A la hora prevista, Madeleine estaba en lo alto de la escalinata con las manos enfundadas en guantes negros y modestamente cruzadas por delante.

El coche llegó, la muchedumbre guardó silencio y el presidente bajó, saludó, subió los escalones y abrazó un instante a Madeleine sin decir nada: las grandes aflicciones son mudas. Por fin, con un ademán elegante y fatalista, le cedió el paso hacia la capilla ardiente.

La presencia del mandatario era una muestra de amistad hacia el difunto banquero, pero también un gesto simbólico: se trataba realmente de una ocasión excepcional. Con Marcel Péricourt, «desaparece un puntal de la economía francesa», habían titulado los periódicos que aún sabían guardar las formas. «Sobrevivió siete años al trágico suicidio de su hijo Édouard», subrayaba el resto. Daba igual: Marcel Péricourt era un personaje fundamental en la vida financiera del país, y su desaparición, como todo el mundo intuía confusamente, señalaba un cambio de época más bien preocupante, teniendo en cuenta las sombrías perspectivas que ofrecían los años treinta. La crisis económica que había seguido a la Gran Guerra no había acabado y la clase política francesa, que había jurado o prometido con la mano en el corazón que la Alemania vencida pagaría hasta el último céntimo de todo lo que había destruido, había quedado desautorizada por los hechos. La población, exhortada a esperar a que se reconstruyeran las viviendas, se rehicieran las carreteras, se indemnizara a los inválidos, se pagaran las pensiones, se creara empleo... en una palabra, a que el país volviera a ser lo que había sido (o algo mejor, puesto que había ganado la guerra), la población, digo, se había resignado: el milagro no se produciría. Francia tendría que arreglárselas sola.

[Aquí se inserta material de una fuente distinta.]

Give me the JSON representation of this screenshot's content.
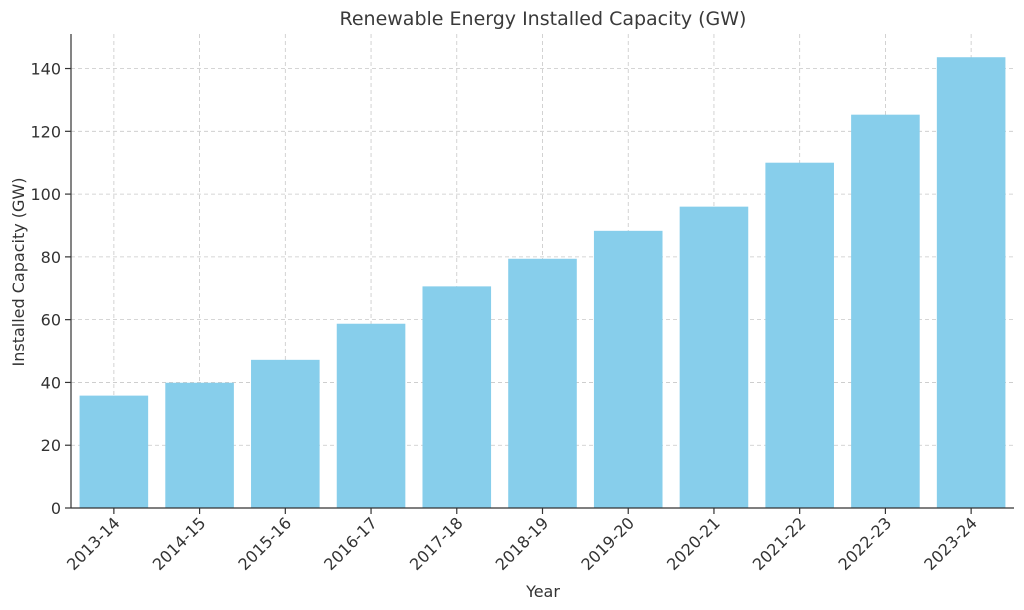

Marcel Péricourt, precisamente, era un representante de la Francia de antes, la que alguna vez había administrado su economía como un buen padre de familia. No estaba del todo claro si lo que se conducía al cementerio eran los restos de un importante banquero francés o la época periclitada que éste había encarnado.

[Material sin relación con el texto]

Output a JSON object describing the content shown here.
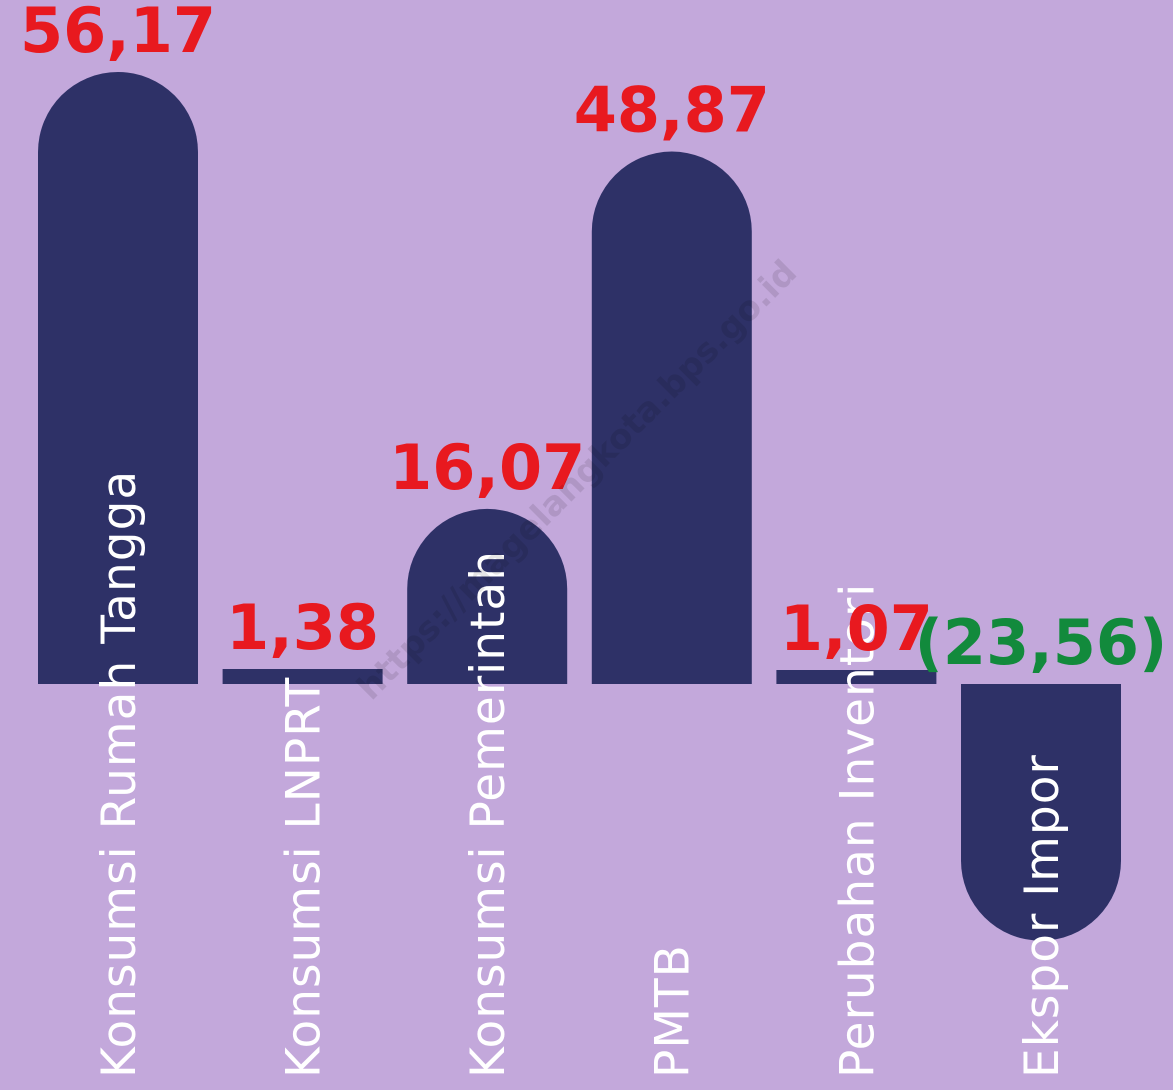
{
  "chart_data": {
    "type": "bar",
    "title": "",
    "xlabel": "",
    "ylabel": "",
    "categories": [
      "Konsumsi Rumah Tangga",
      "Konsumsi LNPRT",
      "Konsumsi Pemerintah",
      "PMTB",
      "Perubahan Inventori",
      "Ekspor Impor"
    ],
    "values": [
      56.17,
      1.38,
      16.07,
      48.87,
      1.07,
      -23.56
    ],
    "value_labels": [
      "56,17",
      "1,38",
      "16,07",
      "48,87",
      "1,07",
      "(23,56)"
    ],
    "ylim": [
      -23.56,
      56.17
    ],
    "grid": false,
    "legend": "none"
  },
  "watermark": "https://magelangkota.bps.go.id",
  "colors": {
    "background": "#c3a8db",
    "bar": "#2e3167",
    "positive_label": "#e8191f",
    "negative_label": "#128a3c",
    "category_label": "#ffffff"
  }
}
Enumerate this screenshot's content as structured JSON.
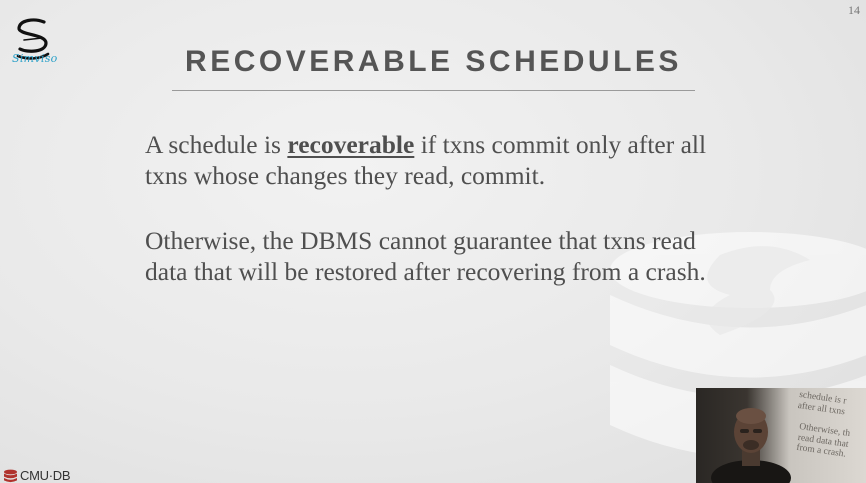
{
  "slide": {
    "page_number": "14",
    "title": "RECOVERABLE SCHEDULES",
    "paragraph1": {
      "before": "A schedule is ",
      "keyword": "recoverable",
      "after": " if txns commit only after all txns whose changes they read, commit."
    },
    "paragraph2": "Otherwise, the DBMS cannot guarantee that txns read data that will be restored after recovering from a crash."
  },
  "logo": {
    "text": "Simviso",
    "icon": "simviso-s-logo",
    "color": "#2aa0c8"
  },
  "footer": {
    "logo_text": "CMU·DB",
    "icon": "database-icon",
    "icon_color": "#b0322c"
  },
  "webcam": {
    "reflection_line1": "schedule is r\nafter all txns",
    "reflection_line2": "Otherwise, th\nread data that\nfrom a crash."
  }
}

En la capilla ardiente, Madeleine observó largo rato el rostro de su padre. Desde hacía meses, envejecer se había convertido en su principal actividad. «Tengo que vigilarme constantemente», decía, «me da miedo oler a viejo, olvidarme de las palabras, estorbar, que me sorprendan hablando solo; me espío a mí mismo, me paso el tiempo haciéndolo: envejecer es agotador...».

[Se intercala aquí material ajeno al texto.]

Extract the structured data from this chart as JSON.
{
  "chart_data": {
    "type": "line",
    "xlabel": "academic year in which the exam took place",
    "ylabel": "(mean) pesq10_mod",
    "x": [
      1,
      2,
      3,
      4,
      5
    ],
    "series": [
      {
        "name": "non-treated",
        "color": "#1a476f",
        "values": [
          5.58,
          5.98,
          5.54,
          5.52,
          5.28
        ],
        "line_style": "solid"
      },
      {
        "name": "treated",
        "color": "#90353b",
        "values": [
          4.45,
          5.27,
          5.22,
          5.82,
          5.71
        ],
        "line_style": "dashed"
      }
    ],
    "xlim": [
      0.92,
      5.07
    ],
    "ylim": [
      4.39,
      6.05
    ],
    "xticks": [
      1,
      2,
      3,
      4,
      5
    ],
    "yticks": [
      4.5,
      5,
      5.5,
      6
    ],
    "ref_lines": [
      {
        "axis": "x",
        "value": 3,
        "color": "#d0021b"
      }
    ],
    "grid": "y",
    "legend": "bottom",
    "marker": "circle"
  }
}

En el armario, Madeleine había encontrado una percha con una camisa planchada y su traje más nuevo y unos zapatos cuidadosamente lustrados. Todo estaba listo.

La noche anterior, el señor Péricourt había cenado con ella y con Paul, su nieto, un niño de siete años, bien parecido, aunque un poco pálido, tímido y tartamudo. Pero a diferencia de otras noches, el abuelo no le preguntó cómo iban las clases ni qué había hecho durante el día, ni le propuso que continuaran la partida de damas. Se quedó pensativo, aunque no preocupado, sólo ensimismado, lo que no era propio de él. Apenas tocó el plato: se limitó a sonreír para mostrar que estaba allí. Y, como parece que la cena se le hacía un poco larga, plegó la servilleta y dijo: «Voy a subir, acabad sin mí»; luego apretó un instante la cabeza de Paul contra su pecho y añadió: «Bueno, que durmáis bien.» Aunque a menudo solía quejarse de sus dolores, se dirigió a la escalera con paso ligero. Habitualmente abandonaba el comedor con un «Sed buenos»; esa noche se le olvidó, a la mañana siguiente estaba muerto.